22 Ocak 2012 Pazar

A / Z



"Önümüzdeki 24 yıl boyunca Hakan Günday okumayı düşünmüyorum." demiştim. Hata etmişim. O'nun o yazıyorum öyleyse varım havasından, siyah tişörtlerinden, cool tavırlarından ve uzun yağlı saçlarından hâlâ hiç hoşlanmıyorum. Lâkin, adam yazıyor beyler!

Daha önce okumadığınız bir yazara son kitabından başlamak belki onu tersten anlamaya çalışmak gibi. Biraz zor, biraz karmaşık. Az, bu yargıları alt üst, beni mest etti.

Birbirlerinin sadece  " ^  "  bu işaret kadar farklı olan Derdâ ve Derda.
Biri ilk âdet gördüğü gün bir şeyhin oğluyla evlendirilip, Londra'ya bir nevî tutsaklığa yollanıyor. Diğeri, anne kanı üzerinde kökleniyor, kendi kendini mezarlıklarda büyütüyor. Oğuz Türkleri'nden ve gayriresmi anarşist. Az'ı okumuş olanlar ne demek istediğimi anlayacaklardır elbet.

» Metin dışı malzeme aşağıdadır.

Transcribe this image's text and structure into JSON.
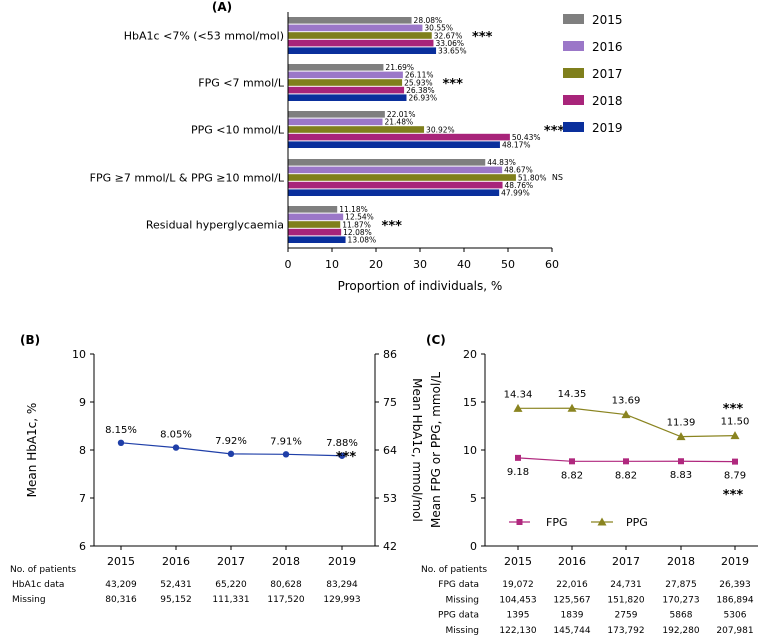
{
  "chart_data": [
    {
      "panel": "(A)",
      "type": "bar",
      "orientation": "horizontal",
      "categories": [
        "HbA1c <7% (<53 mmol/mol)",
        "FPG <7 mmol/L",
        "PPG <10 mmol/L",
        "FPG ≥7 mmol/L & PPG ≥10 mmol/L",
        "Residual hyperglycaemia"
      ],
      "series": [
        {
          "name": "2015",
          "color": "#7f7f7f",
          "values": [
            28.08,
            21.69,
            22.01,
            44.83,
            11.18
          ],
          "labels": [
            "28.08%",
            "21.69%",
            "22.01%",
            "44.83%",
            "11.18%"
          ]
        },
        {
          "name": "2016",
          "color": "#9b77c8",
          "values": [
            30.55,
            26.11,
            21.48,
            48.67,
            12.54
          ],
          "labels": [
            "30.55%",
            "26.11%",
            "21.48%",
            "48.67%",
            "12.54%"
          ]
        },
        {
          "name": "2017",
          "color": "#7f7f1c",
          "values": [
            32.67,
            25.93,
            30.92,
            51.8,
            11.87
          ],
          "labels": [
            "32.67%",
            "25.93%",
            "30.92%",
            "51.80%",
            "11.87%"
          ]
        },
        {
          "name": "2018",
          "color": "#a8247a",
          "values": [
            33.06,
            26.38,
            50.43,
            48.76,
            12.08
          ],
          "labels": [
            "33.06%",
            "26.38%",
            "50.43%",
            "48.76%",
            "12.08%"
          ]
        },
        {
          "name": "2019",
          "color": "#0a2f9c",
          "values": [
            33.65,
            26.93,
            48.17,
            47.99,
            13.08
          ],
          "labels": [
            "33.65%",
            "26.93%",
            "48.17%",
            "47.99%",
            "13.08%"
          ]
        }
      ],
      "significance": [
        "***",
        "***",
        "***",
        "NS",
        "***"
      ],
      "xlabel": "Proportion of individuals, %",
      "xlim": [
        0,
        60
      ],
      "xticks": [
        "0",
        "10",
        "20",
        "30",
        "40",
        "50",
        "60"
      ]
    },
    {
      "panel": "(B)",
      "type": "line",
      "x": [
        "2015",
        "2016",
        "2017",
        "2018",
        "2019"
      ],
      "series": [
        {
          "name": "HbA1c",
          "color": "#1f3fa8",
          "values": [
            8.15,
            8.05,
            7.92,
            7.91,
            7.88
          ],
          "labels": [
            "8.15%",
            "8.05%",
            "7.92%",
            "7.91%",
            "7.88%"
          ]
        }
      ],
      "ylabel": "Mean HbA1c, %",
      "ylim": [
        6,
        10
      ],
      "yticks": [
        "6",
        "7",
        "8",
        "9",
        "10"
      ],
      "y2label": "Mean HbA1c, mmol/mol",
      "y2ticks": [
        "42",
        "53",
        "64",
        "75",
        "86"
      ],
      "significance": "***",
      "table": {
        "header": "No. of patients",
        "rows": [
          {
            "label": "HbA1c data",
            "values": [
              "43,209",
              "52,431",
              "65,220",
              "80,628",
              "83,294"
            ]
          },
          {
            "label": "Missing",
            "values": [
              "80,316",
              "95,152",
              "111,331",
              "117,520",
              "129,993"
            ]
          }
        ]
      }
    },
    {
      "panel": "(C)",
      "type": "line",
      "x": [
        "2015",
        "2016",
        "2017",
        "2018",
        "2019"
      ],
      "series": [
        {
          "name": "FPG",
          "color": "#b0287e",
          "values": [
            9.18,
            8.82,
            8.82,
            8.83,
            8.79
          ],
          "labels": [
            "9.18",
            "8.82",
            "8.82",
            "8.83",
            "8.79"
          ]
        },
        {
          "name": "PPG",
          "color": "#8a8420",
          "values": [
            14.34,
            14.35,
            13.69,
            11.39,
            11.5
          ],
          "labels": [
            "14.34",
            "14.35",
            "13.69",
            "11.39",
            "11.50"
          ]
        }
      ],
      "ylabel": "Mean FPG or PPG, mmol/L",
      "ylim": [
        0,
        20
      ],
      "yticks": [
        "0",
        "5",
        "10",
        "15",
        "20"
      ],
      "significance": [
        "***",
        "***"
      ],
      "legend_position": "bottom-left",
      "table": {
        "header": "No. of patients",
        "rows": [
          {
            "label": "FPG data",
            "values": [
              "19,072",
              "22,016",
              "24,731",
              "27,875",
              "26,393"
            ]
          },
          {
            "label": "Missing",
            "values": [
              "104,453",
              "125,567",
              "151,820",
              "170,273",
              "186,894"
            ]
          },
          {
            "label": "PPG data",
            "values": [
              "1395",
              "1839",
              "2759",
              "5868",
              "5306"
            ]
          },
          {
            "label": "Missing",
            "values": [
              "122,130",
              "145,744",
              "173,792",
              "192,280",
              "207,981"
            ]
          }
        ]
      }
    }
  ]
}
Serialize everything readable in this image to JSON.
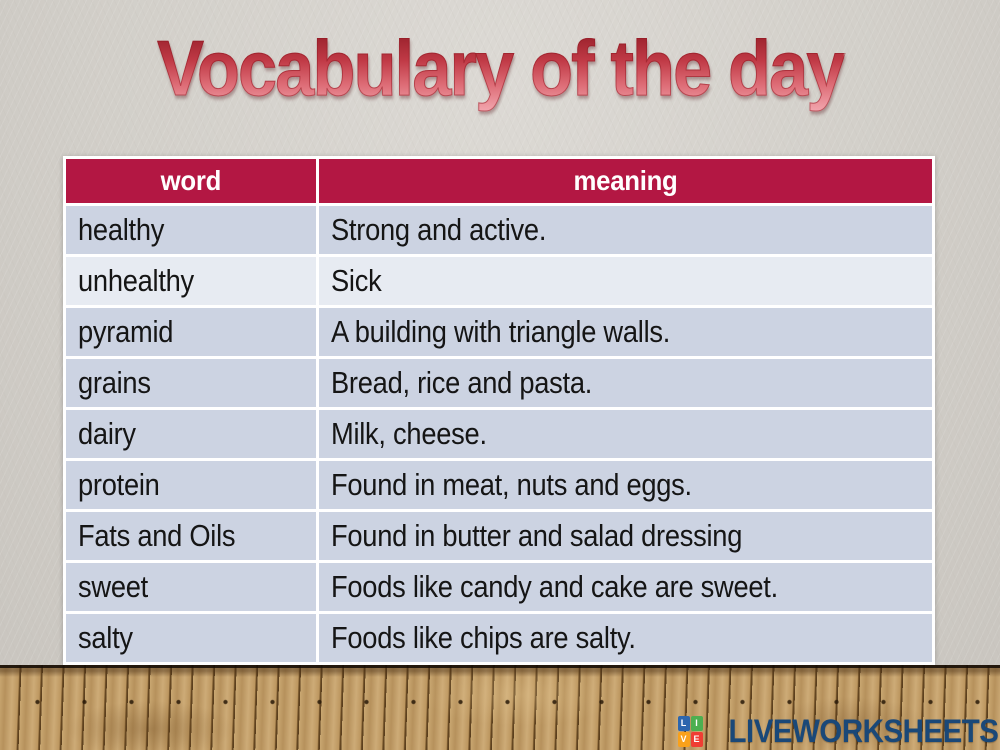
{
  "title": "Vocabulary of the day",
  "table": {
    "headers": [
      "word",
      "meaning"
    ],
    "rows": [
      [
        "healthy",
        "Strong and active."
      ],
      [
        "unhealthy",
        "Sick"
      ],
      [
        "pyramid",
        "A building with triangle walls."
      ],
      [
        "grains",
        "Bread, rice and pasta."
      ],
      [
        "dairy",
        "Milk, cheese."
      ],
      [
        "protein",
        "Found in meat, nuts and eggs."
      ],
      [
        "Fats and Oils",
        "Found in butter and salad dressing"
      ],
      [
        "sweet",
        "Foods like candy and cake are sweet."
      ],
      [
        "salty",
        "Foods like chips are salty."
      ]
    ],
    "highlight_row_index": 1
  },
  "footer": {
    "logo_text": "LIVEWORKSHEETS",
    "logo_squares": [
      {
        "letter": "L",
        "color": "#2c66ae"
      },
      {
        "letter": "I",
        "color": "#4caf50"
      },
      {
        "letter": "V",
        "color": "#f9a11b"
      },
      {
        "letter": "E",
        "color": "#ef3d33"
      }
    ]
  },
  "colors": {
    "header_bg": "#b31743",
    "row_bg": "#ccd3e2",
    "row_alt_bg": "#e7ebf2",
    "wall": "#d2cfc9",
    "title_top": "#941d28",
    "title_bottom": "#f3a8b0",
    "logo_text": "#1a4878"
  }
}
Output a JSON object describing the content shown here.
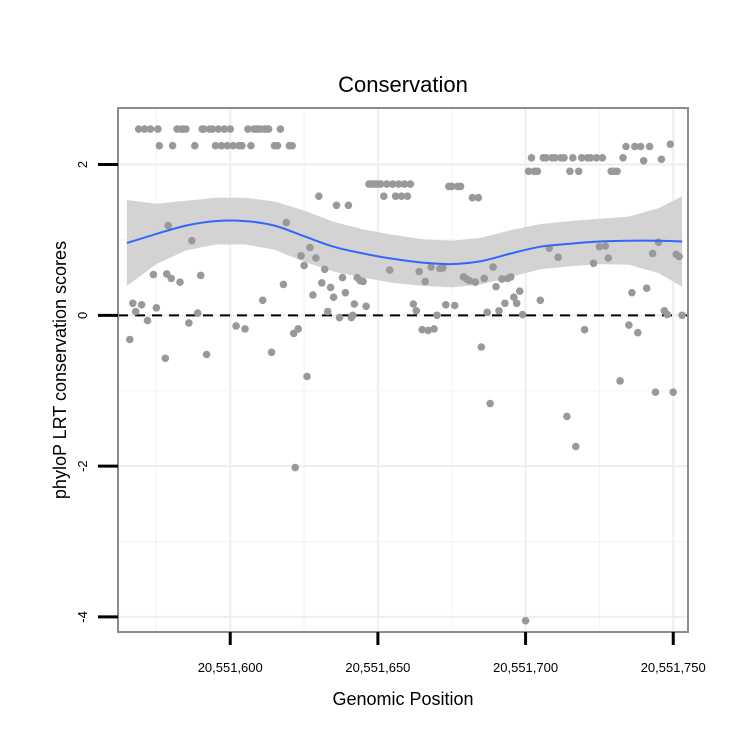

Tüm erkeklerin kötü olduğu bir roman bu. Tüm kadınların kendi kanıyla sulandığı, sulandıkça çiçek gibi büyüdüğü, büyüdükçe çoğaldığı ve intikama merak sardığı bir roman. Tesadüf'ün başrolde bir roman.

İşte tüm bu yüzden başımın üzerinde taşıyacağım roman.